We came upon the Natural Bridges Cove, a natural bridge that connects the two coves. The water looked calm and the serene. In the afternoon, the sight is breathtaking, and even more enchanting in the morning. Here, we met another Oregonian, Bill, who lives near Harris Beach. He loves Oregon and would not consider living elsewhere. “ There is so much beauty here that I am willing to put up with some cold. It is not too bad, it gets 50 to 70F, but for my wife, it gets too cold for her. “

We planned to walk the entire coastal trail to reach the Natural Bridges Cove’s beach area. It would be at least two downhill and another treacherous climb uphill -- only to find a fallen tree morphed into a log!

It became both a crisis and a reward point for us. Do we climb over or crawl under? We watched a thin, young man climb over the log adeptly. What choice should we make? If we do not proceed, we succumb to our fears of height, and stay caged inside this familiar fearful zone with no action. The trail was but 24 inches wide, enough for us to stay safe, but the other side of it is the cliff.

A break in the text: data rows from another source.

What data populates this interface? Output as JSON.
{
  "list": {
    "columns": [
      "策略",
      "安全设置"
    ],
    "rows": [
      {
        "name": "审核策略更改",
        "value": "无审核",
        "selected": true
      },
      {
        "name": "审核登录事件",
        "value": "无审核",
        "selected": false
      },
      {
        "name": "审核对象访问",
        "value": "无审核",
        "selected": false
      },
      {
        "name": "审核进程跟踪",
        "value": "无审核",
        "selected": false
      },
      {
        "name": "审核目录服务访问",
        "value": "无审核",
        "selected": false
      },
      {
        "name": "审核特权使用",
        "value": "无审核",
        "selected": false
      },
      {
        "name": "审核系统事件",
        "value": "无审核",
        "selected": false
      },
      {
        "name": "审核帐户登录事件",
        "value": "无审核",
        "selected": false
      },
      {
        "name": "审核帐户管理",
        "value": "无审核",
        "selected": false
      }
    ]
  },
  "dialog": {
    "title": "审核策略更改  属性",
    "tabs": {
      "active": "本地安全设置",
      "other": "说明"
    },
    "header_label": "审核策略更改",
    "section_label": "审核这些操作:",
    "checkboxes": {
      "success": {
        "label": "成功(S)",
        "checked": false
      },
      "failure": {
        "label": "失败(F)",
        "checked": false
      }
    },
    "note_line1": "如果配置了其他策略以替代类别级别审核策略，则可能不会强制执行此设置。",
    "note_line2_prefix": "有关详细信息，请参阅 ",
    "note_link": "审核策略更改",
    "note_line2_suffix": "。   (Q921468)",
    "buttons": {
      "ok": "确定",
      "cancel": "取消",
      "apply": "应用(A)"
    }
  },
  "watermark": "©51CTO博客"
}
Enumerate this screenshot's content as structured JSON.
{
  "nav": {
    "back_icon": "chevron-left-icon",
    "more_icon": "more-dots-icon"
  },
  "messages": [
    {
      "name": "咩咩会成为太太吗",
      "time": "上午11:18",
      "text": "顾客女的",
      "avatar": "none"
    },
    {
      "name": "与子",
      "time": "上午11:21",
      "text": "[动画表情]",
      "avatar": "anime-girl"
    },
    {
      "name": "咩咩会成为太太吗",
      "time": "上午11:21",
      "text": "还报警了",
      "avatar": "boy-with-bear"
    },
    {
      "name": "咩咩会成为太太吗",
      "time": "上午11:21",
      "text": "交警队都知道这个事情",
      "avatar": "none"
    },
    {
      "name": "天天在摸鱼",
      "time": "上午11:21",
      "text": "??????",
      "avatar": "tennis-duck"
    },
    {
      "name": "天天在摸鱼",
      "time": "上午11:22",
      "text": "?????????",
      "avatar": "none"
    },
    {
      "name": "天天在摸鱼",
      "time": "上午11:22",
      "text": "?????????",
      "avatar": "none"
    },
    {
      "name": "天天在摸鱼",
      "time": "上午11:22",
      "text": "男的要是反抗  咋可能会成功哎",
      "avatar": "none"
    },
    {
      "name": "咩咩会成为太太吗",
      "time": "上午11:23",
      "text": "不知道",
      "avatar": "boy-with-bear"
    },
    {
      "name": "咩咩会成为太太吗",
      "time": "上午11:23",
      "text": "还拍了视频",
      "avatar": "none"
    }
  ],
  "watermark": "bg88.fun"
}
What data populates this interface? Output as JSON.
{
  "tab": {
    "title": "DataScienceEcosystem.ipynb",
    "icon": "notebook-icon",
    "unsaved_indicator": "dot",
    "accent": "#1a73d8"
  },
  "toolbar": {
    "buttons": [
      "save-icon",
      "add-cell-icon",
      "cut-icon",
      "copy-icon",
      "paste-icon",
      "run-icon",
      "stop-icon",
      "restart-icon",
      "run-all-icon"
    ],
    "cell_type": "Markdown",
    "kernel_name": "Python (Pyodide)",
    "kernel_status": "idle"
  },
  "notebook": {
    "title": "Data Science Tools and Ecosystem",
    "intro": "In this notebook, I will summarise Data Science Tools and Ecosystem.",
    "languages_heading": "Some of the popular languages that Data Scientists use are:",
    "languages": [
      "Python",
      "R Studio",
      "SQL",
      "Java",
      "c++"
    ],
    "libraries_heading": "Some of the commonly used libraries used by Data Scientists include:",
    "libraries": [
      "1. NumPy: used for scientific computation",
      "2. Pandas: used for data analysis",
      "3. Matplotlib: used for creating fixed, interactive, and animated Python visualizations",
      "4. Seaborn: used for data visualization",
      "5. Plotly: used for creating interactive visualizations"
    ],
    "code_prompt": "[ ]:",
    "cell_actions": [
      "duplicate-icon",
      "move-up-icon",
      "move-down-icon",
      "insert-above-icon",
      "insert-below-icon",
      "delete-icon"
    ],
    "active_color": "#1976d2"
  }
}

We decided to face our fears, kneel down, step a bit on the roots of a fern, not much to keep us from going down into the cliff. With our legs shaking, we practically crawled our way to the other side.

We met a teenager who coached us, as we crawled under the fallen log, and when we were done, he offered to take us to the lookout point. No need, but thank you very much for helping us! We wanted to do it by ourselves.

We went back to the trail the next morning. This time, equipped with feeling and a memory of a challenge conquered, we bent such that our body could fit the space under the fallen log without crawling and soiling our clothes. Perhaps when fears are let go, bodies become pliant and flexible. Once we got to the other side, we smiled, a big one that came from within. We walked most of the trail with no one watching us to make a spectacle of ourselves.

We walked uphill and downhill, more assured and on our own! We felt an inner joy to rid ourselves of baggage: no longer fearing the heights, no longer afraid of the cliff, and now, with a sense of ease that we trust ourselves to take on the challenges that life gives us. Our next challenge: to walk down to reach the natural bridges and do the ‘treacherous climb uphill’ to get back, and our third visit to the Natural Bridges Cove would be a charm!

But, in these two visits, we saw the fruits of right actions of the Oregon’s state government: of providing their coastline for generations to enjoy, supported by the right actions of Oregonians to put people first on their people’s coast! We feel blessed by these random acts of kindness from Oregonians, for they represent the best of America we love! For us, we scored one on life!